I know where you are. You're on your phone. You're probably reading this from a link on Twitter or email that a friend sent you.
Our mobile devices increasingly serve as the entry point for new information coming into our digital lives. Computers are reserved for in-depth research and production (aka "work") activities.
Here at Pay4Bugs, we realize that a blog post is often the first impression a user has of our product and our brand. Visitors to our blog arrive via mobile devices just as frequently as they do from a traditional PC. Therefore, it is critical that our blog delivers a first class experience across all device types.
Interesting, you say, but what's this have to do with responsive web design? Responsive Web Design, or RWD, is the technique we use to achieve this goal. RWD gives us the tools to ensure users on all devices have an optimal experience.
For those that don't know, RWD uses CSS3 Media Queries to adjust the style and layout of a page based on the type and width of the visitor's screen.
Want to see an example in real life? Open this post on your desktop and compare it to your phone. Make your browser window wider and narrower and see how the page rearranges itself to fit comfortably within the constraints of the display.
Gone are the days of opening a link from Twitter or sent by a friend only to be redirected to a generic untested, unusable Wordpress mobile plugin generated site or being forced to pinch and zoom your way around a page designed for a 20 inch screen on your 4 inch mobile.
This leads us to the Golden Rule of Responsive Web Design:
What is the same is more important than what is different.
If you think it sounds more like Zen philosophy, than a technical web rule, you're already on the right track to excellent RWD.
RWD is NOT making a mobile version of a website. A mobile version of a site implies different content, different behavior, different features. Mobile versions of sites made sense a few years back before most phones had full-powered web browsers built in.

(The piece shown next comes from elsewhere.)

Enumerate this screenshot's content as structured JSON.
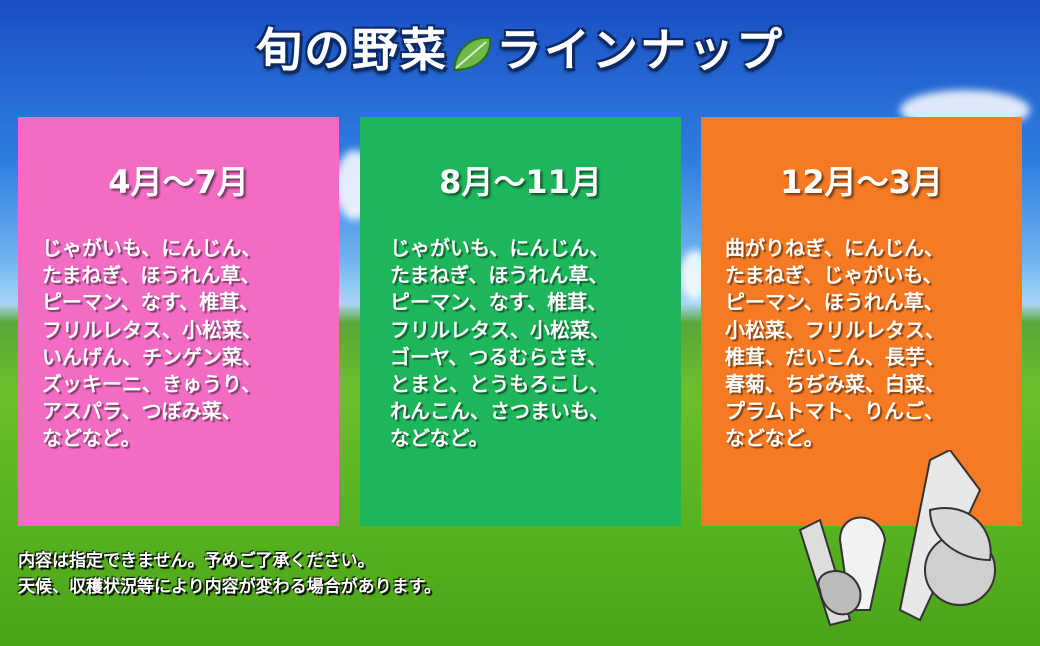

Different is bad - when a user shares a link to a page on your site, presumably they do so because they want their Twitter follower to click on the link and see the same page they were viewing. Redirecting a user to some "mobile" or "desktop" site is a colossal #fail.
Chances are they won't be able to find the information the sharer intended and become frustrated. If you're lucky, they might leave with the impression that your site is broken and incompetent, but more likely part thinking your brand is broken and incompetent.

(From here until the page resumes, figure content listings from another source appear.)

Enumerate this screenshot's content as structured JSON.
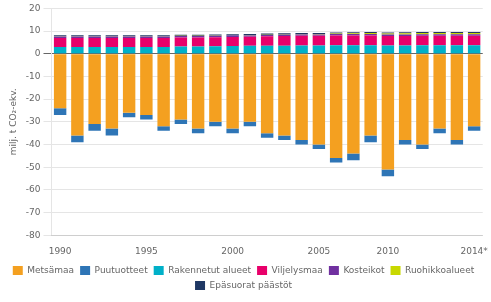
{
  "chart_data": {
    "type": "bar",
    "stacked": true,
    "y_label": "milj. t CO₂-ekv.",
    "categories": [
      "1990",
      null,
      null,
      null,
      null,
      "1995",
      null,
      null,
      null,
      null,
      "2000",
      null,
      null,
      null,
      null,
      "2005",
      null,
      null,
      null,
      "2010",
      null,
      null,
      null,
      null,
      "2014*"
    ],
    "series": [
      {
        "name": "Metsämaa",
        "color": "#f4a020",
        "values": [
          -24,
          -36,
          -31,
          -33,
          -26,
          -27,
          -32,
          -29,
          -33,
          -30,
          -33,
          -30,
          -35,
          -36,
          -38,
          -40,
          -46,
          -44,
          -36,
          -51,
          -38,
          -40,
          -33,
          -38,
          -32
        ]
      },
      {
        "name": "Puutuotteet",
        "color": "#2e75b6",
        "values": [
          -3,
          -3,
          -3,
          -3,
          -2,
          -2,
          -2,
          -2,
          -2,
          -2,
          -2,
          -2,
          -2,
          -2,
          -2,
          -2,
          -2,
          -3,
          -3,
          -3,
          -2,
          -2,
          -2,
          -2,
          -2
        ]
      },
      {
        "name": "Rakennetut alueet",
        "color": "#00b0c8",
        "values": [
          3.0,
          3.0,
          3.0,
          3.0,
          3.0,
          3.0,
          3.0,
          3.2,
          3.2,
          3.3,
          3.4,
          3.5,
          3.5,
          3.5,
          3.6,
          3.6,
          3.7,
          3.7,
          3.7,
          3.6,
          3.6,
          3.7,
          3.7,
          3.7,
          3.7
        ]
      },
      {
        "name": "Viljelysmaa",
        "color": "#e8006a",
        "values": [
          4.0,
          4.0,
          4.0,
          4.0,
          4.0,
          4.0,
          4.0,
          4.0,
          4.0,
          4.0,
          4.0,
          4.0,
          4.2,
          4.3,
          4.3,
          4.3,
          4.3,
          4.3,
          4.3,
          4.2,
          4.2,
          4.2,
          4.2,
          4.2,
          4.2
        ]
      },
      {
        "name": "Kosteikot",
        "color": "#7030a0",
        "values": [
          0.6,
          0.6,
          0.6,
          0.6,
          0.6,
          0.6,
          0.6,
          0.6,
          0.6,
          0.6,
          0.6,
          0.6,
          0.6,
          0.6,
          0.6,
          0.6,
          0.7,
          0.7,
          0.7,
          0.7,
          0.7,
          0.7,
          0.7,
          0.7,
          0.7
        ]
      },
      {
        "name": "Ruohikkoalueet",
        "color": "#c8d800",
        "values": [
          0.1,
          0.1,
          0.1,
          0.1,
          0.1,
          0.1,
          0.1,
          0.1,
          0.1,
          0.1,
          0.1,
          0.1,
          0.1,
          0.1,
          0.1,
          0.2,
          0.2,
          0.3,
          0.4,
          0.4,
          0.5,
          0.5,
          0.5,
          0.5,
          0.5
        ]
      },
      {
        "name": "Epäsuorat päästöt",
        "color": "#1f3864",
        "values": [
          0.5,
          0.5,
          0.5,
          0.5,
          0.5,
          0.5,
          0.5,
          0.5,
          0.5,
          0.5,
          0.5,
          0.5,
          0.5,
          0.5,
          0.5,
          0.5,
          0.5,
          0.5,
          0.5,
          0.5,
          0.5,
          0.5,
          0.5,
          0.5,
          0.5
        ]
      }
    ],
    "ylim": [
      -80,
      20
    ],
    "yticks": [
      -80,
      -70,
      -60,
      -50,
      -40,
      -30,
      -20,
      -10,
      0,
      10,
      20
    ],
    "grid": true,
    "legend": "bottom"
  }
}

You want a visitor to have the same brand experience, see the same information and have access to the same features, no matter which device they're on.
You want images, and graphics to be sharp and clear without the need to pinching and zooming on every device.

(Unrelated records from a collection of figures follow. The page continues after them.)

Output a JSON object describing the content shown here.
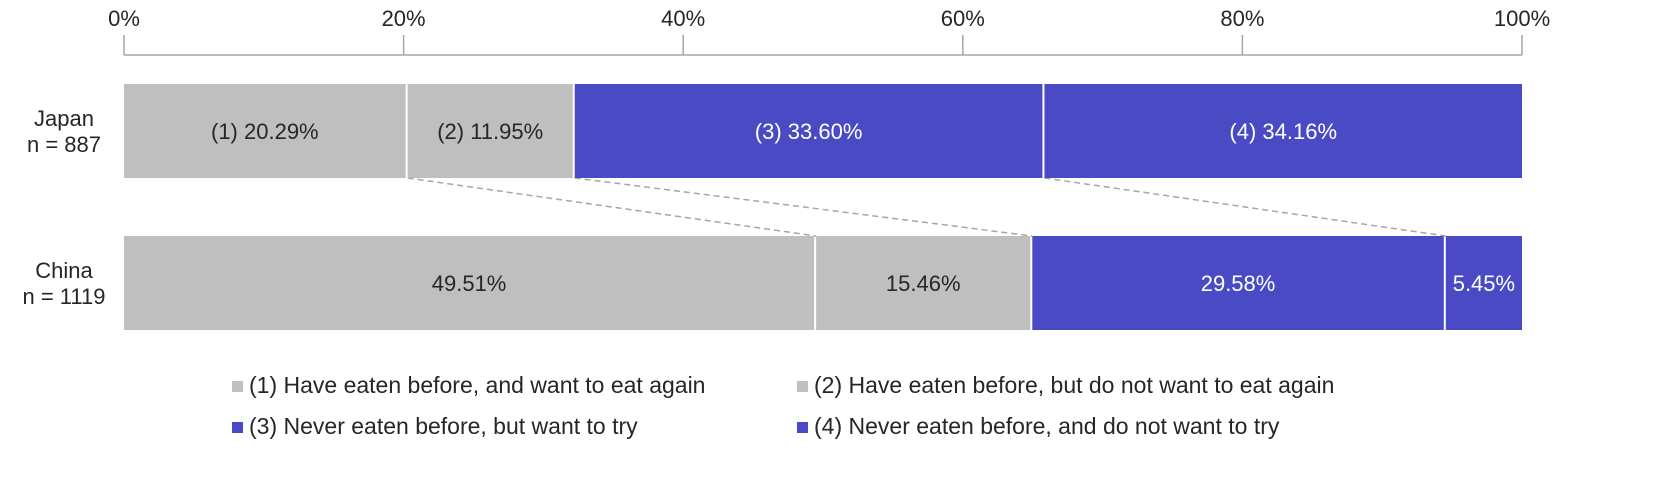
{
  "chart_data": {
    "type": "bar",
    "orientation": "horizontal",
    "stacked": "100%",
    "title": "",
    "xlabel": "",
    "ylabel": "",
    "xlim": [
      0,
      100
    ],
    "x_ticks": [
      "0%",
      "20%",
      "40%",
      "60%",
      "80%",
      "100%"
    ],
    "x_tick_values": [
      0,
      20,
      40,
      60,
      80,
      100
    ],
    "grid": false,
    "legend_position": "bottom",
    "categories": [
      {
        "line1": "Japan",
        "line2": "n = 887"
      },
      {
        "line1": "China",
        "line2": "n = 1119"
      }
    ],
    "series": [
      {
        "name": "(1) Have eaten before, and want to eat again",
        "color": "#bfbfbf",
        "text_color": "#262626",
        "values": [
          20.29,
          49.51
        ],
        "labels": [
          "(1) 20.29%",
          "49.51%"
        ]
      },
      {
        "name": "(2) Have eaten before, but do not want to eat again",
        "color": "#bfbfbf",
        "text_color": "#262626",
        "values": [
          11.95,
          15.46
        ],
        "labels": [
          "(2) 11.95%",
          "15.46%"
        ]
      },
      {
        "name": "(3) Never eaten before, but want to try",
        "color": "#4a4bc4",
        "text_color": "#ffffff",
        "values": [
          33.6,
          29.58
        ],
        "labels": [
          "(3) 33.60%",
          "29.58%"
        ]
      },
      {
        "name": "(4) Never eaten before, and do not want to try",
        "color": "#4a4bc4",
        "text_color": "#ffffff",
        "values": [
          34.16,
          5.45
        ],
        "labels": [
          "(4) 34.16%",
          "5.45%"
        ]
      }
    ],
    "connector_lines": true,
    "axis_color": "#a6a6a6",
    "connector_color": "#a6a6a6"
  }
}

You want your site and its navigation to look and behave as close to the same as possible so that people who've learned how to navigate your site on one device have no problem using it on another.
At core of the Golden Rule of Responsive Web Design is the concept of simplicity. We at Pay4Bugs like simplicity…simple things are easier to test and harder to break. They give our testers more of a challenge because they have to work much harder to find a bug.
When integrating Responsive Web Design principles in your next site focus on making things the same and minimize what's different.
And remember the Golden Rule of Responsive Web Design, "What is the same is more important than what is different."